Balls had early warning of Sats fiasco

The schools secretary, Ed Balls, was warned of the impending disaster of last summer\'s Sats marking five months before it happened, memos seen by the Guardian reveal.

Minutes from meetings and email exchanges between officials at the Department for Children, Schools and Families (DCSF) suggest that Balls, his ministers and their officials may bear more of the responsibility for the Sats fiasco than suggested by the conclusions of an independent inquiry published last December.

Last summer, 1.2 million pupils aged 11 and 14 received their Sats exam results late or not at all after technical and logistical failures. Some schools were still waiting for their results more than six months after they were due. The problems led to the scrapping of national testing at 14.

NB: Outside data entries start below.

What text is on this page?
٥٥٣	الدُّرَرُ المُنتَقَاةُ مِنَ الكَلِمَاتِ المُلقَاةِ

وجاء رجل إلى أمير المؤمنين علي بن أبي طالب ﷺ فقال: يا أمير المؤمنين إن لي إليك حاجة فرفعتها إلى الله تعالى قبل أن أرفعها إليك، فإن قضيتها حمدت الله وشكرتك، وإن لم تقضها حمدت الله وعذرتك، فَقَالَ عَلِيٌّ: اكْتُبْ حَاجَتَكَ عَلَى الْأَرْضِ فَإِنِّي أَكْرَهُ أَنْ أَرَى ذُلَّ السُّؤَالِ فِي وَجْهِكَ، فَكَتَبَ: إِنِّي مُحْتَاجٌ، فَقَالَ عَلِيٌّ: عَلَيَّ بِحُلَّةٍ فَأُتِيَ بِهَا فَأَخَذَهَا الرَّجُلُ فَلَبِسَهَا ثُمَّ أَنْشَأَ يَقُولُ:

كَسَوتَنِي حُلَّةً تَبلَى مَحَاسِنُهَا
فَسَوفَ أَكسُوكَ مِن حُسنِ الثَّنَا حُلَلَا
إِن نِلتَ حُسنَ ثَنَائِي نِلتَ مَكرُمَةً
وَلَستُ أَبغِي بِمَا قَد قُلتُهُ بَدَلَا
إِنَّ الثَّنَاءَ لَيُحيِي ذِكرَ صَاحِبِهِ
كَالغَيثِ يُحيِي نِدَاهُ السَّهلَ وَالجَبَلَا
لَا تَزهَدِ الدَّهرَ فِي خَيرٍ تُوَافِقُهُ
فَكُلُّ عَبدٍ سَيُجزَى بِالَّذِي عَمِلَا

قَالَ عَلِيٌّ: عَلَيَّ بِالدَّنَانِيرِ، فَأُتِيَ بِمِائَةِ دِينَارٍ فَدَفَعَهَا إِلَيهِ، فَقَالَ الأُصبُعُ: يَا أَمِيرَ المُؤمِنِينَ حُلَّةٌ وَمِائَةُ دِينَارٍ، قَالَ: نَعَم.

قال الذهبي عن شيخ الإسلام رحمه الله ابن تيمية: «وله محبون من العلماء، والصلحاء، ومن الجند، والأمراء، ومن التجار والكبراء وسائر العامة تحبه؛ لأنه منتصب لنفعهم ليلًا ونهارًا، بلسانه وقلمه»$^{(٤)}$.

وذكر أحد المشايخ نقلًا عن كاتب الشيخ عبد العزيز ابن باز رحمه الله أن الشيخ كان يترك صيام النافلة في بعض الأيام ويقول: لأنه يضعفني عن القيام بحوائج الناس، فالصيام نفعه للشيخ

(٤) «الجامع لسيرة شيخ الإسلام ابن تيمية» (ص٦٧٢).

The independent inquiry into the debacle by Lord Sutherland largely cleared ministers of blame.

It pinned responsibility on the American marking firm, Educational Testing Services, the Qualifications and Curriculum Authority and its subsidiary, the National Assessment Agency.

Ken Boston, the QCA chief executive, and David Gee, the NAA\'s managing director, subsequently resigned and ETS had its marking contract terminated.

Balls has told parliament that ministers were only informed results would definitely be delayed on 30 June, 10 days before they were due.

The memos, which have been posted on the DCSF\'s website , show that as early as February – five months earlier – there was information that would lead Balls to conclude things were going badly wrong with the tests.

In a four-page briefing sent to Balls in April last year, with the ministers Jim Knight and Andrew Adonis copied in, Sue Hackman, the government\'s chief adviser on school standards, refers to an earlier letter the DCSF had written to Balls on 8 February "alerting him to a potential risk to the delivery of this summer\'s national curriculum tests".

This related to a trial in autumn 2007 by ETS of a new system of online training for markers, which had not gone well. Hackman wrote in April that the trial "did not provide any robust evidence of improvement in marking quality". She then warned Balls of ETS\'s lack of experience "and the weakness of their management capability". But she added: "Although these risks are significant, we are content with NAA\'s contingency arrangements and mechanisms for monitoring them."

More problems, including faults in the IT system, were flagged up in another memo, dated 15 May. "There have been some glitches in the new system, but these have now been fixed," it said.

Nick Gibb, the Conservatives\' shadow schools minister, said the discovery of the memos raised questions as to why they were not included in the Sutherland inquiry or listed in its reference sources.

He said: "The only conclusion you can draw is one of huge complacency by ministers. Why did they not act?"

A DCSF spokesperson said:

There is nothing new in these documents released on our website. The documents show DCSF officials challenging the QCA/NAA on the apparent problems in receiving robust reassurances. Lord Sutherland has considered the evidence and reached the conclusions he sets out in his report: that the prime responsibility lay with ETS but that there were also significant failings in QCA. He criticised DCSF for not making clearer the role of observers in the process and we have rectified this."